Taís revela que próximo do fim do programa, no calor da eleição de Jair Bolsonaro ao Planalto, ela e Lázaro receberam ameaça de morte (ela diz que o casal preferiu não buscar a polícia, nem descobriu a autoria da carta que teria sido enviada a veículos da imprensa). Passou a se preocupar com a segurança dos filhos — João Vicente, 10 anos, e Maria Antonia, de 7 — e deu um tempo dos holofotes. Aos poucos, porém, retomou as manifestações contra o racismo, o machismo e em defesa da educação. Unindo carisma e sintonia com pautas atuais, Taís é um ativo valioso para a Globo. Em meio a demissões de estrelas, fechou contrato de quatro anos e será heroína da nova novela das 7, Cara e Coragem. A atriz, que já foi apresentadora da gincana musical PopStar, briga para mais espaço nessa função. Empresária de si própria há dois anos, não se avexa em bater na porta até da família Marinho para se fazer ouvir. “Batalho pelas coisas que quero. A carreira é minha, não dos outros”, diz. É para quem pode.
Entrevista: Taís Araújo
Atriz fala sobre afirmação negra, Bolsonaro e a Globo
Medida Provisória mostra um Brasil do futuro que é um pesadelo para os negros. O país é tão racista quanto o filme mostra? O Brasil é racista e cínico, né? Pois insiste em dizer que não. É curioso, porque durante algum tempo a gente se dizia um país miscigenado e tinha orgulho. Só que na prática essa riqueza é desperdiçada, as pessoas são encaradas de forma muito desigual.
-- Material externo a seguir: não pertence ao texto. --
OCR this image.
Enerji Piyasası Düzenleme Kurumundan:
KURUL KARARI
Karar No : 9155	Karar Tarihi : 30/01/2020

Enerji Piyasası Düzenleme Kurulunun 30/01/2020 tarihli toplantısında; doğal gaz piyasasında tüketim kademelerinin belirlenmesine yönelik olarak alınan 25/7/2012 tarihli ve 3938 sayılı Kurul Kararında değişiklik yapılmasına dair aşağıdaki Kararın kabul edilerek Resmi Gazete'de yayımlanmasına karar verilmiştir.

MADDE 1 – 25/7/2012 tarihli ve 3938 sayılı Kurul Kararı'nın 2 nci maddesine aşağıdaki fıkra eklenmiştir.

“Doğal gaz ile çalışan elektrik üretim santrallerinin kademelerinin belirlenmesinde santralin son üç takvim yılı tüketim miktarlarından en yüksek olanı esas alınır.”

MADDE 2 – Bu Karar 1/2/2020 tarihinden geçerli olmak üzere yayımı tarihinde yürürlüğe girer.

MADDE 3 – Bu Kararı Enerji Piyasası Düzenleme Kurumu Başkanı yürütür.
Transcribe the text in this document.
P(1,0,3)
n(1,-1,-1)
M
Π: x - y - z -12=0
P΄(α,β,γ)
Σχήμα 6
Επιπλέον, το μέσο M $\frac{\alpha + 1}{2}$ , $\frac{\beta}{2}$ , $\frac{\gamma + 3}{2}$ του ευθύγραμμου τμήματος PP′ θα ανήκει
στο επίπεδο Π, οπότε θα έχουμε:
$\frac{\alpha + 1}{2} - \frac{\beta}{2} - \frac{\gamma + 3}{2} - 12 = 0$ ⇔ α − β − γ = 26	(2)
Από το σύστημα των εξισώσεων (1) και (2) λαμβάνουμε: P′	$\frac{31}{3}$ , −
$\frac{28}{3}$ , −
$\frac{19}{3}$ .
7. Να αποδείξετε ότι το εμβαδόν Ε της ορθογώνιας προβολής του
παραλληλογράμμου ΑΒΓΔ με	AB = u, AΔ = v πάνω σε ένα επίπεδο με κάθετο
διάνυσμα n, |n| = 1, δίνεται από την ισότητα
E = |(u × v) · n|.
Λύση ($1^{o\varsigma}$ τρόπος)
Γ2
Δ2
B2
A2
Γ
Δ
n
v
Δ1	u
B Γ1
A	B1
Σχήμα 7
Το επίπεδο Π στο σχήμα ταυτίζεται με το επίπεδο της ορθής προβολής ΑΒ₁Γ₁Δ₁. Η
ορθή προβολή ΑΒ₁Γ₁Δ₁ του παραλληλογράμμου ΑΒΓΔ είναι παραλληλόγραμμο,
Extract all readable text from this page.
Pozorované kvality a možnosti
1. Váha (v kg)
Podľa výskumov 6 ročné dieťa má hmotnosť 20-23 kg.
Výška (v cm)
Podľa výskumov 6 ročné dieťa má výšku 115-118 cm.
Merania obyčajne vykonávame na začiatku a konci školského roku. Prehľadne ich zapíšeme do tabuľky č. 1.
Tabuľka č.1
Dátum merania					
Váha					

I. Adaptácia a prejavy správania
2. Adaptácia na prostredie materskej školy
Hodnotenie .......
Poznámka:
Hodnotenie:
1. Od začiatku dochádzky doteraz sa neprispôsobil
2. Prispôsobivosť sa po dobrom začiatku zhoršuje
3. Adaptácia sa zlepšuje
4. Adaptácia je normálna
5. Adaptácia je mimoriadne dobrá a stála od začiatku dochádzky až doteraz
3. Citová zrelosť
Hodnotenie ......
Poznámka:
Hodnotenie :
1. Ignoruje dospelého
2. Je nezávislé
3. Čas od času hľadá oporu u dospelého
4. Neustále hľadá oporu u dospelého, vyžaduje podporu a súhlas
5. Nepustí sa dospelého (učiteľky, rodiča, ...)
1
Por que é assim? O Brasil parece um adulto que se recusa a crescer. Porque tem dificuldade de olhar para suas feridas, de se autocriticar. E aí cai nessa — não tem outra palavra — desgraça que o país virou.
No filme, um personagem diz: “Como deixamos chegar a esse ponto?”. É uma indireta sobre Bolsonaro? O filme foi escrito muito antes do Bolsonaro. Não é uma crítica direta, mas acaba sendo: não por acaso, o país que a gente não quer se assemelha ao país em que a gente está vivendo. Mas o filme não é sobre o governo Bolsonaro, porque a gente não trabalha para ele.
Pode explicar melhor? Se você olhar as minhas redes, vai ver que eu nunca falei o nome dele. Porque eu não trabalho para o Bolsonaro: eu trabalho por aquilo em que acredito. Não vou rebatê-lo.
Os artistas vão se engajar na eleição deste ano? É uma questão muito particular. Para mim, não faz sentido ser uma artista e não ser engajada. Eu adoraria que os meus colegas se motivassem, como eu, a achar lindo o movimento do Fernando Henrique Cardoso apertando a mão de um Lula. Mas entendo: tem gente que não se engaja porque tem medo.
Até que ponto a Globo deixa seus artistas se engajarem? Hoje, estamos diante de uma outra Globo, um outro Brasil. A realidade ficou tão ruim que me posicionar é obrigação moral. A Globo também não quer o país que a gente está vivendo, tenho certeza.
Recentemente, atrizes negras denunciaram segregação nas gravações de uma novela das 7, o que levou a Globo a afastar o diretor, Vinícius Coimbra. Houve racismo? Quando as pessoas falam “mas tudo é racismo?”, a gente tem de partir do princípio de que sim. Somos um país que foi forjado pelo racismo e pelo machismo. Sei pouco dessa história, mas não duvido das meninas. O afastamento foi educativo.